One of the main applications of ARCH models is in financial risk management, where they are used to analyze and predict the likelihood of extreme movements in financial markets. For example, an investment manager might use an ARCH model to assess the risk associated with a particular portfolio of assets, or a financial institution might use an ARCH model to determine the capital requirements necessary to ensure the stability of its operations.

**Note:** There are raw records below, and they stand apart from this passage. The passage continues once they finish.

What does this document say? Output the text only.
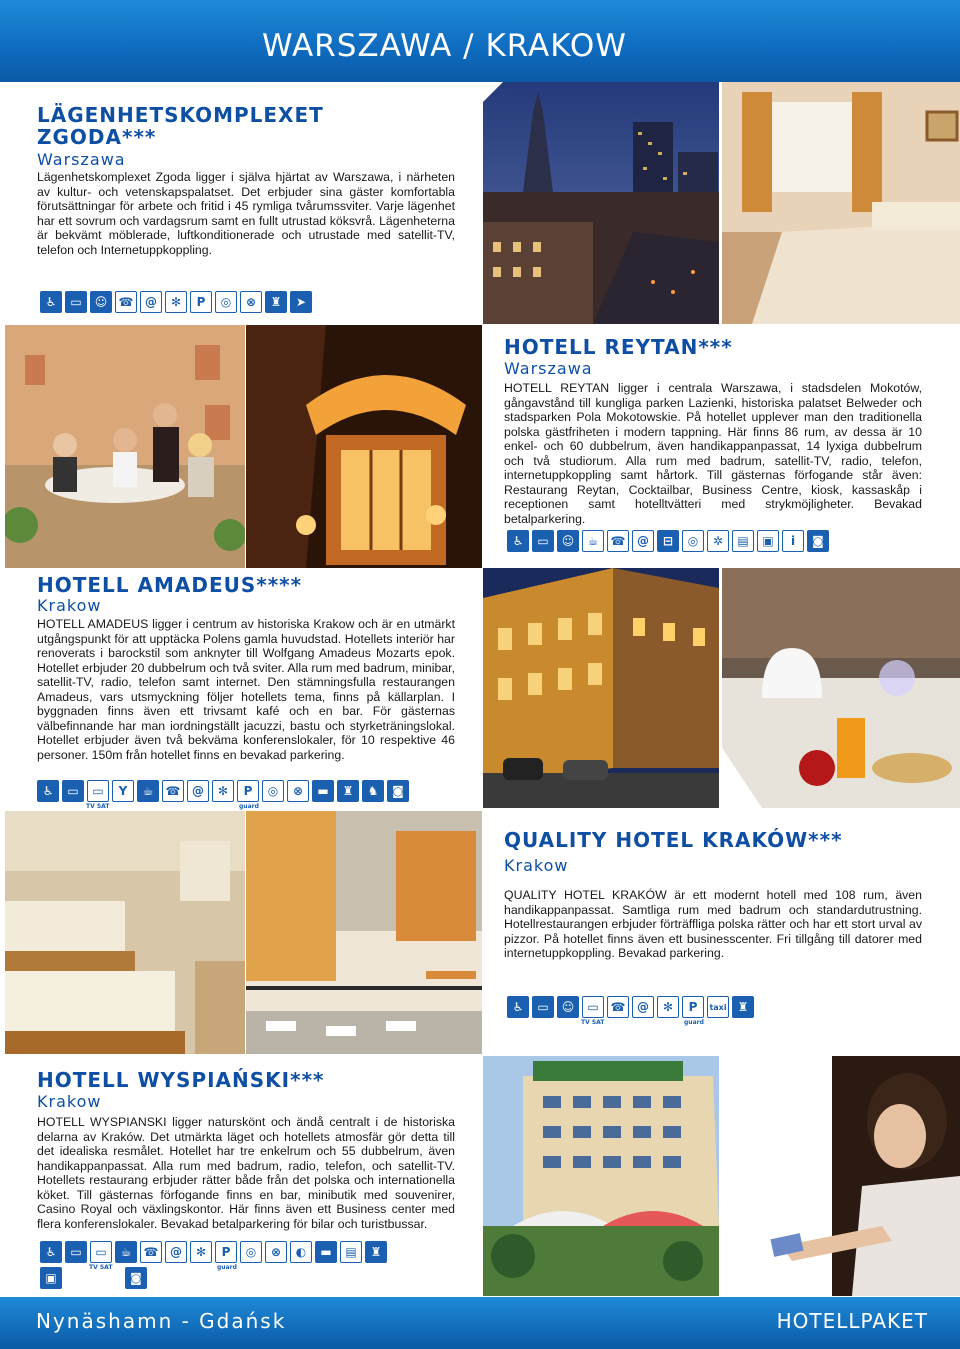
WARSZAWA / KRAKOW
LÄGENHETSKOMPLEXET
ZGODA***
Warszawa
Lägenhetskomplexet Zgoda ligger i själva hjärtat av Warszawa, i närheten av kultur- och vetenskapspalatset. Det erbjuder sina gäster komfortabla förutsättningar för arbete och fritid i 45 rymliga tvårumssviter. Varje lägenhet har ett sovrum och vardagsrum samt en fullt utrustad köksvrå. Lägenheterna är bekvämt möblerade, luftkonditionerade och utrustade med satellit-TV, telefon och Internetuppkoppling.
♿	▭	☺ ☎ @	✻	P	◎	⊗	♜	➤
HOTELL REYTAN***
Warszawa
HOTELL REYTAN ligger i centrala Warszawa, i stadsdelen Mokotów, gångavstånd till kungliga parken Lazienki, historiska palatset Belweder och stadsparken Pola Mokotowskie. På hotellet upplever man den traditionella polska gästfriheten i modern tappning. Här finns 86 rum, av dessa är 10 enkel- och 60 dubbelrum, även handikappanpassat, 14 lyxiga dubbelrum och två studiorum. Alla rum med badrum, satellit-TV, radio, telefon, internetuppkoppling samt hårtork. Till gästernas förfogande står även: Restaurang Reytan, Cocktailbar, Business Centre, kiosk, kassaskåp i receptionen samt hotelltvätteri med strykmöjligheter. Bevakad betalparkering.
♿	▭	☺	☕	☎ @	⊟	◎	✲	▤	▣	i	◙
HOTELL AMADEUS****
Krakow
HOTELL AMADEUS ligger i centrum av historiska Krakow och är en utmärkt utgångspunkt för att upptäcka Polens gamla huvudstad. Hotellets interiör har renoverats i barockstil som anknyter till Wolfgang Amadeus Mozarts epok. Hotellet erbjuder 20 dubbelrum och två sviter. Alla rum med badrum, minibar, satellit-TV, radio, telefon samt internet. Den stämningsfulla restaurangen Amadeus, vars utsmyckning följer hotellets tema, finns på källarplan. I byggnaden finns även ett trivsamt kafé och en bar. För gästernas välbefinnande har man iordningställt jacuzzi, bastu och styrketräningslokal. Hotellet erbjuder även två bekväma konferenslokaler, för 10 respektive 46 personer. 150m från hotellet finns en bevakad parkering.
♿	▭	▭
TV SAT
Y	☕	☎ @	✻	P
guard
◎	⊗	▬	♜	♞	◙
QUALITY HOTEL KRAKÓW***
Krakow
QUALITY HOTEL KRAKÓW är ett modernt hotell med 108 rum, även handikappanpassat. Samtliga rum med badrum och standardutrustning. Hotellrestaurangen erbjuder förträffliga polska rätter och har ett stort urval av pizzor. På hotellet finns även ett businesscenter. Fri tillgång till datorer med internetuppkoppling. Bevakad parkering.
♿	▭	☺	▭
TV SAT
☎ @	✻	P
guard
taxi ♜
HOTELL WYSPIAŃSKI***
Krakow
HOTELL WYSPIANSKI ligger naturskönt och ändå centralt i de historiska delarna av Kraków. Det utmärkta läget och hotellets atmosfär gör detta till det idealiska resmålet. Hotellet har tre enkelrum och 55 dubbelrum, även handikappanpassat. Alla rum med badrum, radio, telefon, och satellit-TV. Hotellets restaurang erbjuder rätter både från det polska och internationella köket. Till gästernas förfogande finns en bar, minibutik med souvenirer, Casino Royal och växlingskontor. Här finns även ett Business center med flera konferenslokaler. Bevakad betalparkering för bilar och turistbussar.
♿	▭	▭
TV SAT
☕	☎ @	✻	P
guard
◎	⊗	◐	▬	▤	♜
▣	◙
Nynäshamn - Gdańsk	HOTELLPAKET
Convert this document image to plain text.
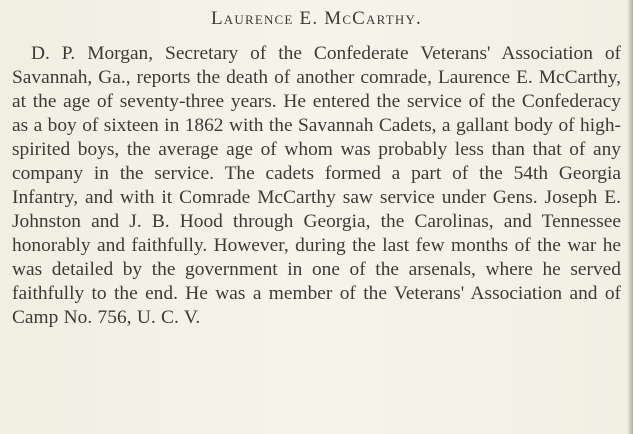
Laurence E. McCarthy.

D. P. Morgan, Secretary of the Confederate Veterans' Association of Savannah, Ga., reports the death of another comrade, Laurence E. McCarthy, at the age of seventy-three years. He entered the service of the Confederacy as a boy of sixteen in 1862 with the Savannah Cadets, a gallant body of high-spirited boys, the average age of whom was probably less than that of any company in the service. The cadets formed a part of the 54th Georgia Infantry, and with it Comrade McCarthy saw service under Gens. Joseph E. Johnston and J. B. Hood through Georgia, the Carolinas, and Tennessee honorably and faithfully. However, during the last few months of the war he was detailed by the government in one of the arsenals, where he served faithfully to the end. He was a member of the Veterans' Association and of Camp No. 756, U. C. V.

Why Is Modeling Volatility Important?
Modeling volatility is important for financial markets because it allows analysts and investors to better understand and predict the risk associated with various financial assets. Volatility refers to the degree to which the price of an asset fluctuates over time, and it is often used as a measure of risk. Higher volatility generally indicates higher risk, as there is a greater likelihood that the price of the asset will experience extreme movements, either up or down.
By modeling volatility, analysts and investors can better understand the risks associated with different assets and make more informed investment decisions. For example, if an analyst is trying to assess the risk associated with a particular portfolio of assets, they might use a volatility model to help identify which assets are most likely to experience extreme price movements. This can help them make more informed decisions about how to allocate their investment capital and manage risk.
In addition to its use in risk management, modeling volatility is also important for a variety of other purposes, including the development of financial instruments such as options and futures, the design of trading strategies, and the regulation of financial markets.
The Bottom Line
Robert F. Engle III is an American economist and Nobel laureate, known for his work on financial econometrics and the development of models to analyze financial time series data. He was awarded the Nobel Memorial Prize in Economic Sciences in 2003 for his contributions to the development of autoregressive conditional heteroskedasticity (ARCH) models, which are widely used in economics and finance to describe the volatility of financial asset returns. Engle is a professor emeritus at New York University's Stern School of Business, where he has taught since 2001. Prior to that, he held academic positions at the Massachusetts Institute of Technology, the University of California, San Diego, and other institutions.